What does one do when she’s been wanting to write a story that has been kicking around in her head for a few years, but she herself has been steeped in publishing for 10+ years working on other peoples’ novels and stories? As one of my good friends told me one day, “It’s time to make my dream come true!”
And so, gentle reader, I found myself at a crossroads in late 2016, torn between staying in publishing and continuing the regular 9-to-5 routine, or actually taking the ultimate plunge to focus on myself and the story and words that I have been wanting to write down on paper. It wasn’t an easy decision, because it went against my entire practical mindset: Will we be ok financially? What will we do about health insurance now? How long do I do this for? Do I find something to do on the side, to make a little extra money? But at the same time, I thought, “Well, when else am I going to have a chance to do this anyway? If not now, when?” A cliché set of questions to be asking, but they were all there swimming in my head.
All I’ve known is publishing, ever since college. Going to a school with a work co-op program is what set me on the path to working in publishing; as crazy as it sounds, it was during an interview at a textbook publishing service that a light bulb went off in my head and I had come to realize that working in publishing was a viable option and something that I really wanted to do. I reveled in the idea of working with books, and I did for many years: in production editorial, trade marketing, digital marketing, and publicity.
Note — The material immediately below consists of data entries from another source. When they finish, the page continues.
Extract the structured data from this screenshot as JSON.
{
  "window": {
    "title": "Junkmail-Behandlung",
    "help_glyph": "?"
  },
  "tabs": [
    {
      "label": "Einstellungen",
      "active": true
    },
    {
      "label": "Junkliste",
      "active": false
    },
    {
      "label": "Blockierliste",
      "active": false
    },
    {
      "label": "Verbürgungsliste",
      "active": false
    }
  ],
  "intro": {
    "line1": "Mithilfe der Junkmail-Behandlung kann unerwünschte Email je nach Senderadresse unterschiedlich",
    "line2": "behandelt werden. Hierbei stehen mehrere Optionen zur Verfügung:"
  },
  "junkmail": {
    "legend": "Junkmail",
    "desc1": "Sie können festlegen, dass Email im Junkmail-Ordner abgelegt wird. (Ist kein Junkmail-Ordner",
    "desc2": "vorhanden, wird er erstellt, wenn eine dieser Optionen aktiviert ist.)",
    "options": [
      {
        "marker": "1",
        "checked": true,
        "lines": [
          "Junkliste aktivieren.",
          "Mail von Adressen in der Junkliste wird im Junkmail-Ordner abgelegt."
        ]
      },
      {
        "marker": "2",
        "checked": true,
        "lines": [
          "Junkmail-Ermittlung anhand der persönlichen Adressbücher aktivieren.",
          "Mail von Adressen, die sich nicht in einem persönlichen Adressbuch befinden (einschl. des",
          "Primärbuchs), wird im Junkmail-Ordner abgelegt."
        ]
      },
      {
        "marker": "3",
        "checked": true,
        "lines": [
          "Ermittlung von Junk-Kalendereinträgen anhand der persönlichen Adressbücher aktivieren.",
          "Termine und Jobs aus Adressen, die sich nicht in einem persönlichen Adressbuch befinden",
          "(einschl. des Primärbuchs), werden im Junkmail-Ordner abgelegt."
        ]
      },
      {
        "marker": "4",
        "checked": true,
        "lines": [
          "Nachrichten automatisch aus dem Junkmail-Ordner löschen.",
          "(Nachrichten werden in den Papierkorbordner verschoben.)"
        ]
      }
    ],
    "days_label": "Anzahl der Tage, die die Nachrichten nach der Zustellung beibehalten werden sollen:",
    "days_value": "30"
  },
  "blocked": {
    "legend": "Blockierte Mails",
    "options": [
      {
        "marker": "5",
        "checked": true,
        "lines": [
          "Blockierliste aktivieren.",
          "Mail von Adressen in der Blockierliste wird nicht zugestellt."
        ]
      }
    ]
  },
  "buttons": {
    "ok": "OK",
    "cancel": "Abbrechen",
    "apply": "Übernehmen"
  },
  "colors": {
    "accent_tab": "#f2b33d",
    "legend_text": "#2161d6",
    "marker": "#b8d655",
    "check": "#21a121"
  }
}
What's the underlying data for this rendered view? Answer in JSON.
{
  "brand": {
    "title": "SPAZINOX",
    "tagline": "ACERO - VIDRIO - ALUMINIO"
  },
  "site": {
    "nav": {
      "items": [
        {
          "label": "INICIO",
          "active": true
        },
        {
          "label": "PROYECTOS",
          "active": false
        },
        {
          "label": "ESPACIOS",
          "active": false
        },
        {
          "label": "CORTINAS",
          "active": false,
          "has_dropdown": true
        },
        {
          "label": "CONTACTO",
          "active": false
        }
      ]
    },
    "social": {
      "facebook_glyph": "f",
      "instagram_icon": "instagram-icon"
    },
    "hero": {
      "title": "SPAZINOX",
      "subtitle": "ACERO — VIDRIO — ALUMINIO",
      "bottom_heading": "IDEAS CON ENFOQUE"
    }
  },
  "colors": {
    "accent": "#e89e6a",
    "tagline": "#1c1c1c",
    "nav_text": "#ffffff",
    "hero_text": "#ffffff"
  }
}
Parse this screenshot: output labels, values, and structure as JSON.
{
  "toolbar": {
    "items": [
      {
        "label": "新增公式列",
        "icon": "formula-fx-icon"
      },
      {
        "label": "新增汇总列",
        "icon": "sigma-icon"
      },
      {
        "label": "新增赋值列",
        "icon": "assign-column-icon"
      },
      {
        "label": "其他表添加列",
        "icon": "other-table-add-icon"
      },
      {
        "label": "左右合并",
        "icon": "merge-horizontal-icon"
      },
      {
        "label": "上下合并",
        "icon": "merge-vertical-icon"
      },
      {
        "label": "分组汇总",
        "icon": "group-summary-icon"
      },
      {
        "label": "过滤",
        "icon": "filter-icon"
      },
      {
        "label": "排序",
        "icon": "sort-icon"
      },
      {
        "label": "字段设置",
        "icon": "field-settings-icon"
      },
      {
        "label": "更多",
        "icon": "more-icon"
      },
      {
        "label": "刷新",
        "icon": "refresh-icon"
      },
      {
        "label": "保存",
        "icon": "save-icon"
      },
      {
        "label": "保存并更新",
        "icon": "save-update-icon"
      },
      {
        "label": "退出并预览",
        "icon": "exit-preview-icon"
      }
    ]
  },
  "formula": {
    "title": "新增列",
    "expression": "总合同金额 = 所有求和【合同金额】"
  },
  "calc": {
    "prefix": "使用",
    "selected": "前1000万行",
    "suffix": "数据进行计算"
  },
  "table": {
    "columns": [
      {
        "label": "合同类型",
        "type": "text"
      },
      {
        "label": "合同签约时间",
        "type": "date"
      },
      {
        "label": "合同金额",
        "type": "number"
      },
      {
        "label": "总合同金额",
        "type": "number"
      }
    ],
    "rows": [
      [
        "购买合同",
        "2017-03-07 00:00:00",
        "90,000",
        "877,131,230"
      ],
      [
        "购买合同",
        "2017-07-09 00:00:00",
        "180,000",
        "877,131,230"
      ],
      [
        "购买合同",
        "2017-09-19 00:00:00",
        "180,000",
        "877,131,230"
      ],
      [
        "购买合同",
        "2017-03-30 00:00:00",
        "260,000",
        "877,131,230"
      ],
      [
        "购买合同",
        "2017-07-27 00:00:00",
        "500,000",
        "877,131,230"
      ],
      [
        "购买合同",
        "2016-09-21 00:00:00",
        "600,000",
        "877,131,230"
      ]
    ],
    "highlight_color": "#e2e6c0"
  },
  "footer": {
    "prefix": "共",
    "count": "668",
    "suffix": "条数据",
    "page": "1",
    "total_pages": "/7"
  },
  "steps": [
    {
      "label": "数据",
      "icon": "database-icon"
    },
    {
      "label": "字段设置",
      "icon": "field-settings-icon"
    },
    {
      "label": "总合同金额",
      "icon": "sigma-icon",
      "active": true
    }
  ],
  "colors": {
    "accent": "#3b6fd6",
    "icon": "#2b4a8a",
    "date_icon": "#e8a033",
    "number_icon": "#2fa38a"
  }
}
I simply loved talking about books and sharing my excitement for the books and authors I had the wonderful privilege of working with. Heck, I even went to grad school part-time to further scratch that bookish itch and read more books!
But over time, a feeling of restlessness overtook me, and it wasn’t until this past Fall that I started to consider another path for myself. As someone who had made countless travel itineraries for authors, I was setting out on a journey that had no real itinerary or timetable. But with the support of my husband, my parents, and my close friends who knew what I had been grappling with, I felt a bit stronger and surer of myself.
I quit right before Christmas. Maybe it was a bit of a Christmas present for myself. I did nothing writing-based that entire month, to give myself time to decompress and take care of random stuff around the house, sort of decluttering my own life before I started out on this new venture.
When January hit, intense doubt gripped me every few days. I would sit there at my desk, staring at the wall, actually asking myself out loud, “What the heck am I even doing?!?!?” This was—and still is—new territory for me. Aside from these second-guessing-thoughts, my time away from work has been quite freeing. I spend more time with my parents, and I try to make more time for friends; I read what I want to read; I’ve traveled a bit with my husband, and with friends, and to see friends even! I did pick up a freelance publishing job and have been doing that a few days a week, but I approach it with a different frame of mind than when I used to do it full-time. My focus is still my one big writing project, and I have a big trip planned for this summer that will really help in that aspect (I’ll write more about it in a separate blog post!).
Quitting publishing to work on my own novel that will one day (hopefully) be published has been a curious experience for me. I consider myself a work-in-progress, and I hope you’ll join me on this journey.